Mengetahui kenyataan keyakinan ‘Abdullah bin Ubay bin Salul tersebut, kaum kafir Quraisy tidak menyia-nyiakan kesempatan emas ini. Mereka pun mengirim surat kepadanya, meminta dia melancarkan makar dan menjalankan peran kaum kafir Quraisy dalam merintangi dakwah dan gerak Rasulullah Shallallahu ‘alaihi wa sallam beserta para Sahabat Rasulullah Shallallahu ‘alaihi wa sallam . Dalam salah satu surat yang dikirim, mereka mengatakan, “Kalian telah melindungi kawan kami (Muhammad Shallallahu ‘alaihi wa sallam). Demi Allah, kami meminta kalian memerangi Muhammad, atau mengusirnya atau kami akan menyerang kalian dengan seluruh kemampuan kami dan kami akan menghalalkan (menawan) wanita-wanita kalian.”[1]
Gayung pun bersambut. Reaksi positif muncul dari ‘Abdullah bin Ubay terhadap muatan surat yang dikirim. Kemudian, ia mengumpulkan orang-orang kafir yang berada di Madinah untuk memerangi Rasulullah Shallallahu ‘alaihi wa sallam dan para Sahabat. Sebelum rencana itu dijalankan, Rasulullah Shallallahu ‘alaihi wa sallam telah mendengar niat busuk Abdullah bin Ubay dan kawan-kawannya. Maka, beliau memperingatkan mereka.
Akhirnya, mereka bubar dan mengurungkan niat mereka memerangi Rasulullah Shallallahu ‘alaihi wa sallam. Dengan sendirinya, rencana busuk ‘Abdullah bin Ubay ini pun gagal
Gagal memanfaatkan tokoh kaum munafikin ini, tidak membuat kuffar Quraisy menyerah. Kebencian yang bergejolak dalam dada mendorong mereka untuk terus melakukan tekanan dan menebar ancaman terhadap kaum muslimin dengan berbagai cara.
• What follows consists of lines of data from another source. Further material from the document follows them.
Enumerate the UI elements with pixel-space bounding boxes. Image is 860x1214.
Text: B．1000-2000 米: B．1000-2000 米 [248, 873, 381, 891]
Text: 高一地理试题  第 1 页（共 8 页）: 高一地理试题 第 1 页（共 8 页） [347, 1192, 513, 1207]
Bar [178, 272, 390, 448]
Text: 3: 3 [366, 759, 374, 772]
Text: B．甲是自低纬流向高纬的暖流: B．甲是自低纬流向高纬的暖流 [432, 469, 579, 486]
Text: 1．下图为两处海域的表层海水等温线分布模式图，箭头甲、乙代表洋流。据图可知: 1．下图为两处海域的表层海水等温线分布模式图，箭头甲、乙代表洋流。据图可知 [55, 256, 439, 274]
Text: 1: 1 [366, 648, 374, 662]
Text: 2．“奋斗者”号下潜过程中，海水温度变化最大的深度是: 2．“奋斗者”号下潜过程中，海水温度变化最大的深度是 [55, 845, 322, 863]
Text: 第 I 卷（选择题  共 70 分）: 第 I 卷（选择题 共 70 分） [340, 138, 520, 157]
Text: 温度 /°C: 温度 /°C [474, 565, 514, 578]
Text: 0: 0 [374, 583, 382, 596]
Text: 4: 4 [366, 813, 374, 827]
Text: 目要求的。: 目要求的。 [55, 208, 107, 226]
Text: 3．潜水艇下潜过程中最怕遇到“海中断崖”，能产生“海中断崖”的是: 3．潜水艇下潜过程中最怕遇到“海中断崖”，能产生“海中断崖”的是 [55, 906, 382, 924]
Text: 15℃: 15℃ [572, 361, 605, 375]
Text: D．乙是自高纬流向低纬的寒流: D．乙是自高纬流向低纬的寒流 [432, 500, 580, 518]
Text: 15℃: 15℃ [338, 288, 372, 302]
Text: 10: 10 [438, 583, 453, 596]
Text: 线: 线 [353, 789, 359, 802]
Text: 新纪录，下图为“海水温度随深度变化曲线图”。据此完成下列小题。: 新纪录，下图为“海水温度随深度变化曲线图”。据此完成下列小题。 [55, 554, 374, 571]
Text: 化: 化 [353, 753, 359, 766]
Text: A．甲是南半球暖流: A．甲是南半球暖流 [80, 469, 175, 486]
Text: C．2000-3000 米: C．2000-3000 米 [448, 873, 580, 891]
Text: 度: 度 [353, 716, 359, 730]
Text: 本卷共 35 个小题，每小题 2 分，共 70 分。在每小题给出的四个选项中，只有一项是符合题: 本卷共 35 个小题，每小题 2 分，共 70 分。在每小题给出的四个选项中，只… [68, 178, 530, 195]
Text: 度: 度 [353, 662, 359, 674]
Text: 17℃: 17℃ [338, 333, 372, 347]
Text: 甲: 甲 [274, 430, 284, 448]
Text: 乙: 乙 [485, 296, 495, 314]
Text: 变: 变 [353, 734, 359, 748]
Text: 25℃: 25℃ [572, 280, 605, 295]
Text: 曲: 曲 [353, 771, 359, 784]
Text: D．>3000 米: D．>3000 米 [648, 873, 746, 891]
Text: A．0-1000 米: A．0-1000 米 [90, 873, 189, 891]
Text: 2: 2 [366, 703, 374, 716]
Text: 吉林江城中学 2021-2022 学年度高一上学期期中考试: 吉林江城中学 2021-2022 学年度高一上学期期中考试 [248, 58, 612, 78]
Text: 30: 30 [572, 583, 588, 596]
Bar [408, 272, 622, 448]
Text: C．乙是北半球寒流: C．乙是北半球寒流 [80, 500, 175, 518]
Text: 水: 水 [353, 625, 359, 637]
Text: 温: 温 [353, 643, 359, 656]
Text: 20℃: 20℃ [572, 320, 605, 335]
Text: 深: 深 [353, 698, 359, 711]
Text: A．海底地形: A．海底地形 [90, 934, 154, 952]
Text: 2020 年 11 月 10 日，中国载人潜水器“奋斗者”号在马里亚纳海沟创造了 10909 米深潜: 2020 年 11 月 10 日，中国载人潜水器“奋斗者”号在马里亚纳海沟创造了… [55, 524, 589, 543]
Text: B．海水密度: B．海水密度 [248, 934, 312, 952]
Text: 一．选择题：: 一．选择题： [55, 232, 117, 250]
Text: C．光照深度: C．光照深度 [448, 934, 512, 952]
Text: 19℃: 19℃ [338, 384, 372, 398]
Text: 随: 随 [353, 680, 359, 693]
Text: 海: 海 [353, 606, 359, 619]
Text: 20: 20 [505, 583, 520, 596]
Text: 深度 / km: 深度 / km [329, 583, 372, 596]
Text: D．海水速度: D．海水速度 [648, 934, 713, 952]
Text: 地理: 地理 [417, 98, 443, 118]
Jelas ini bukan sekedar omong kosong. Sebagai bentuk antisipasi terhadap makar kaum kafir Quraisy, kaum muslimin Madinah bergiliran menjaga Rasulullah Shallallahu ‘alaihi wa sallam setiap malam. Mereka terus berjaga-jaga sampai kemudian Allah Azza wa Jalla menurunkan firman-Nya :
وَاللَّهُ يَعْصِمُكَ مِنَ النَّاسِ
Dan Allah Azza wa Jalla menjagamu dari manusia (orang-orang kafir) [al-Mâidah/5:67]
Kemudian Rasulullah Shallallahu ‘alaihi wa sallam bersabda kepada para Sahabat n yang setia menjaga beliau Shallallahu ‘alaihi wa sallam :
يَا أَيُّهَا النَّاسُ انْصَرِفُوا فَقَدْ عَصَمَنِي اللَّهُ
Wahai sekalian manusia ! Bubarlah kalian karena Allah Azza wa Jalla telah menjagaku[2]
Ancaman itu tidak hanya diarahkan kepada Rasulullah Shallallahu ‘alaihi wa sallam tapi juga ditujukan kepada orang-orang yang beriman terhadap ajaran yang dibawa beliau Shallallahu ‘alaihi wa sallam .
Di antara skenario besar yang akan dilakukan kaum kafir Quraisy dalam usaha menghalangi dan merintangi gerak dakwah Rasulullah Shallallahu ‘alaihi wa sallam yaitu mereka berencana untuk menghalangi kaum Anshâr dari Masjidil Haram. Terbukti, mereka tidak memperkenankan kaum Anshâr beribadah di sana. Ini terlihat nyata pada sebuah peristiwa antara Sa’ad bin Mu’âdz dan Abi Jahl. Imam al-Bukhâri meriwayatkan kisah ini dari hadits ‘Abdullah bin Mas’ûd Radhiyallahu anhu ,beliau mengatakan, “Sa’ad bin Mu’adz Radhiyallahu anhu berangkat untuk menunaikan umrah. Di Mekah, Sa’ad Radhiyallahu anhu tinggal di kediaman Umayyah bin Khalaf bin Abu Sufyân. Kala itu, jika Umayyah sedang melakukan perjalanan dagang ke Syam dan melalui Madinah, dia biasa beristirahat di kediaman Sa’ad bin Mu’âdz Radhiyallahu anhu . Ketika dirasa ada kesempatan yang tepat untuk melakukan thawaf (beribadah dengan mengelilingi Ka’bah-red), Umayyah membawa tamunya untuk melakukannya. Tak disangka, mereka bertemu dengan Abu Jahal. Abu Jahal bertanya : “Siapakah yang sedang melakukan thawaf di Ka’bah ini?”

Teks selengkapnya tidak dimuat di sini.